任何时代,挑拨离间也好,散布流言蜚语也好,话说得多荒唐都无所谓,重要的是必须切中痛点,提供解决方案。燕惠王早就对乐毅起了疑心,齐国间谍的这番话不过是印证了他的怀疑而已,解决方案也很简单,换人就是了。
于是燕惠王迅速做出人事调整:召乐毅回国,派骑劫接替。
乐毅该怎么办呢?如果奉命交出兵权,孤身回国,恐怕凶多吉少。
这种局面之下,通常会有4种选择:
(1)问心无愧,奉命回国就是了,岳飞就是这么做的。
(2)赌一把,赌国君对自己还有信任,自己拿实际行动堵住政敌的嘴,安禄山就是这么做的。
(3)做做姿态,假意要跟使者回去,暗中安排军队闹事,拦着自己不让走,这是历代军阀惯用的伎俩。
(4)逃之夭夭,此处不留爷,自有留爷处。
以乐毅当时的处境来看,第4种选择最稳妥。甘茂就是榜样,即便在秦国那种虎狼之邦,即便以主帅身份临阵脱逃,甘茂都能在外国继续混得开臻富配资,秦王也没敢杀他留在秦国的老婆孩子。
那就跑吧。就这样,乐毅扔下军队,跑到赵国去了。
怎么一个跑法,我们有必要看看《史记》和《资治通鉴》在措辞上的微妙不同。《史记》版本是:“畏诛,遂西降赵”,意思是说,乐毅担心回国会送命,就往西跑了,投降了赵国。《资治通鉴》的版本是:“遂奔赵”,意思是说,乐毅不是“降赵”,而是“奔赵”。
显然司马光的措辞特别维护乐毅的形象。“奔赵”的“奔”字是《春秋》的常用字,通常是诸侯国内发生动乱,落败的贵族跑到外国去了,这就叫“奔”。这种逃跑可以很体面,因为贵族世界讲究分寸,通常来说只分胜败,不决生死,输家只要一“奔”,赢家非但不会痛打落水狗,反而会关照输家留在国内的家属、爵位和财富。
司马光除了用“奔”字替换了那个不好听的“降”字之外,还通过描写人心向背表明了正义站在乐毅这边。说在乐毅逃亡,骑劫接掌指挥权之后,燕国军队人心不稳,大家又生气又惋惜。这些内容出自《史记·田单列传》,原话是“燕人士卒忿”,司马光稍微修饰了一下,加重了语气,改成了“燕将士由是愤惋不和”。

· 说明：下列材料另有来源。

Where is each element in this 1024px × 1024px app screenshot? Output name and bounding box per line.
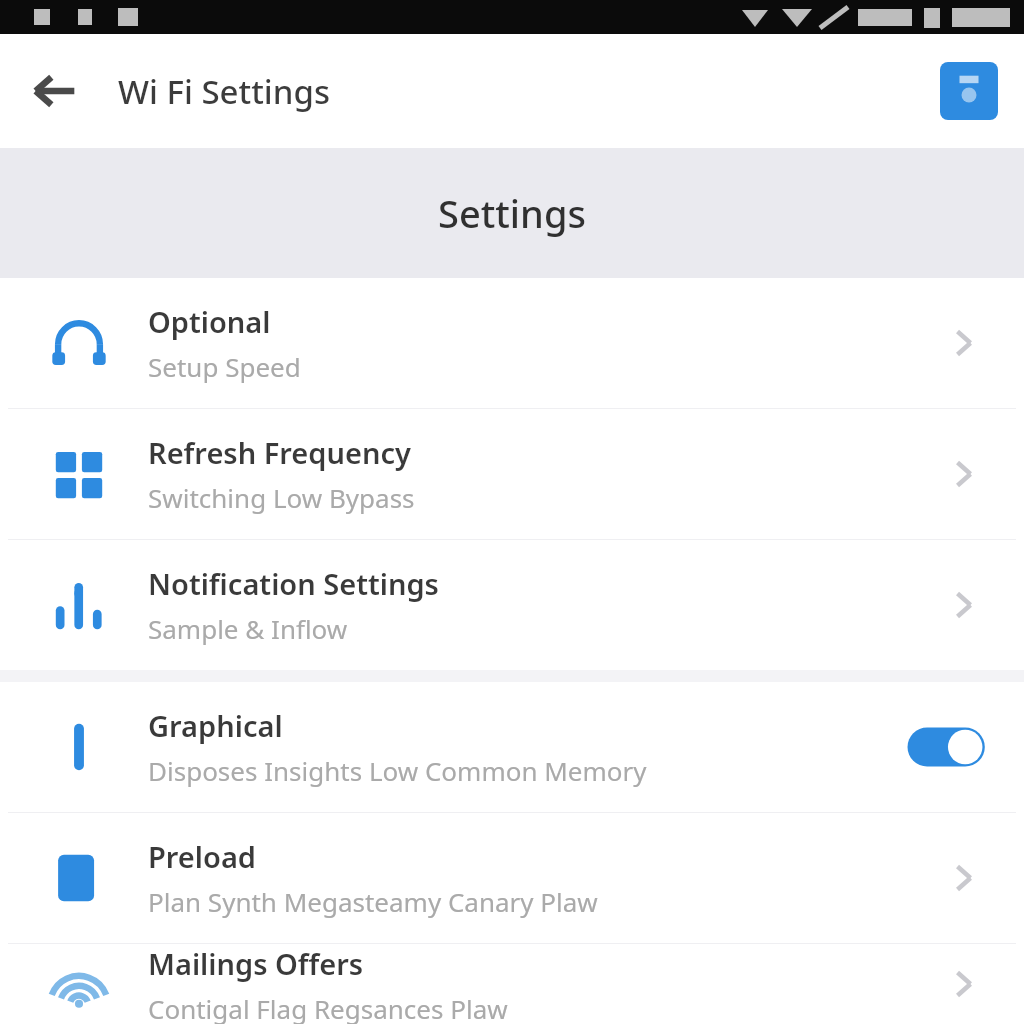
staticText: Optional [148,302,271,341]
button[interactable]: Save [940,62,998,120]
staticText: Plan Synth Megasteamy Canary Plaw [148,884,598,919]
staticText: Settings [438,187,586,239]
staticText: Graphical [148,706,283,745]
button[interactable]: Refresh Frequency [0,409,1024,539]
button[interactable]: Graphical [0,682,1024,812]
staticText: Contigal Flag Regsances Plaw [148,991,508,1024]
staticText: Mailings Offers [148,944,364,983]
staticText: Notification Settings [148,564,439,603]
button[interactable]: Graphical toggle [902,719,994,775]
staticText: Disposes Insights Low Common Memory [148,753,647,788]
button[interactable]: Preload [0,813,1024,943]
button[interactable]: Mailings Offers [0,944,1024,1024]
staticText: Switching Low Bypass [148,480,415,515]
button[interactable]: Notification Settings [0,540,1024,670]
staticText: Refresh Frequency [148,433,411,472]
staticText: Setup Speed [148,349,301,384]
staticText: Preload [148,837,257,876]
button[interactable]: Back [14,50,96,132]
staticText: Sample & Inflow [148,611,348,646]
staticText: Wi Fi Settings [118,69,330,114]
button[interactable]: Optional [0,278,1024,408]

这让人不禁想问:假如燕昭王健康长寿的话,乐毅应该不难拿下莒城和即墨吧?
这是很正常的推断,比如这样两句诗:“区区莒墨何难下,自是君王不永年。”这是南宋末年徐钧的诗。徐钧爱读《资治通鉴》,对书中人物有所感就写诗来当读书笔记,足足写了1530首诗,编辑成册,叫作《史咏集》。上面两句诗就出自《史咏集》,是对乐毅的遭遇发出的叹息,见解虽然并不独到,但也正是因为不独到,才很有代表性。
乐毅走后,《资治通鉴》接下来的内容都是从《史记·田单列传》采录来的。这就见出纪传体和编年体的差异:
《史记》是纪传体,同一个历史事件会被拆解在不同篇目里。《乐毅列传》讲完乐毅去了赵国之后,就继续乐毅那条线了,至于乐毅离去后的齐国战场又发生了什么,只有一两句话的概述。读者如果还想了解详情,就得在《田单列传》里找。而《资治通鉴》是编年体,只要是同一年里的同一件事,就得有头有尾讲清楚,把《史记》拆解掉的片段重新整合起来。
田单这边,反间计大获成功,敌人的力量已经由强转弱了,接下来要做的,就是加强自己的力量,逆转强弱对比。但即墨就是一座孤城,人数有限,物资也有限,既不可能平白召唤出来一支援军,也不可能等来城外的后勤补给。那么加强力量的办法就只有一个:提振士气。
冷兵器时代,在所有决定胜负的关键因素里,士气排名第一。所以在兵法里边,什么阵法啊、计策啊,都是次要的,指挥官最重要的技能就是提振士气的技能。只要全军上下人人拼命,那么不管前面是一字长蛇阵还是九宫八卦阵,不管对手如何把三十六计倾囊施展,都无所谓,道理正如吴起说过的:“一人投命,足惧千夫”。
前边讲吴起的用兵之道,核心中的核心就是这8个字。
那么,怎么才能让三军将士人人拼命呢?
吴起有一段名言,必须读原文才能感受到那种磅礴的力量:“夫兵战之场,立尸之地。必死则生,幸生则死。其善将者,如坐漏船之中,伏烧屋之下,使智者不及谋,勇者不及怒,受敌可也。故曰:用兵之害,犹豫最大;三军之灾,生于狐疑。”
这段话的意思是说,指挥官要把军队置于火烧眉毛的危急境地,在这种时候,每个人的理智都来不及发挥作用了,而求生本能又把所有人引到同一个方向。于是,人人都会像疯虎一样冲向敌人。这样一支军队,自然所向披靡,无坚不摧。
兵法有了,但新问题来了:燕国军队在即墨城外常驻,并没有给城里的齐国人施加多大压力,齐国人也都明白燕国不是秦国,并不拿人头计件请功,自己如果好生地出去投降,或者被抓了俘虏,倒不至于被虐待。看看燕国士兵,都是和自己一样的人,头上没有长角,嘴里也不喷火,完全不是秦国人那种凶神恶煞的模样。这就糟了,即墨城里的齐国人如果都这样想.谁还愿意出去跟燕国军队拼命呢?
所以,田单要想提振即墨守军的士气,难度可谓前所未有。
此情此境,历史经验为零,兵法里边也没讲,怎么办?我们下一讲再谈。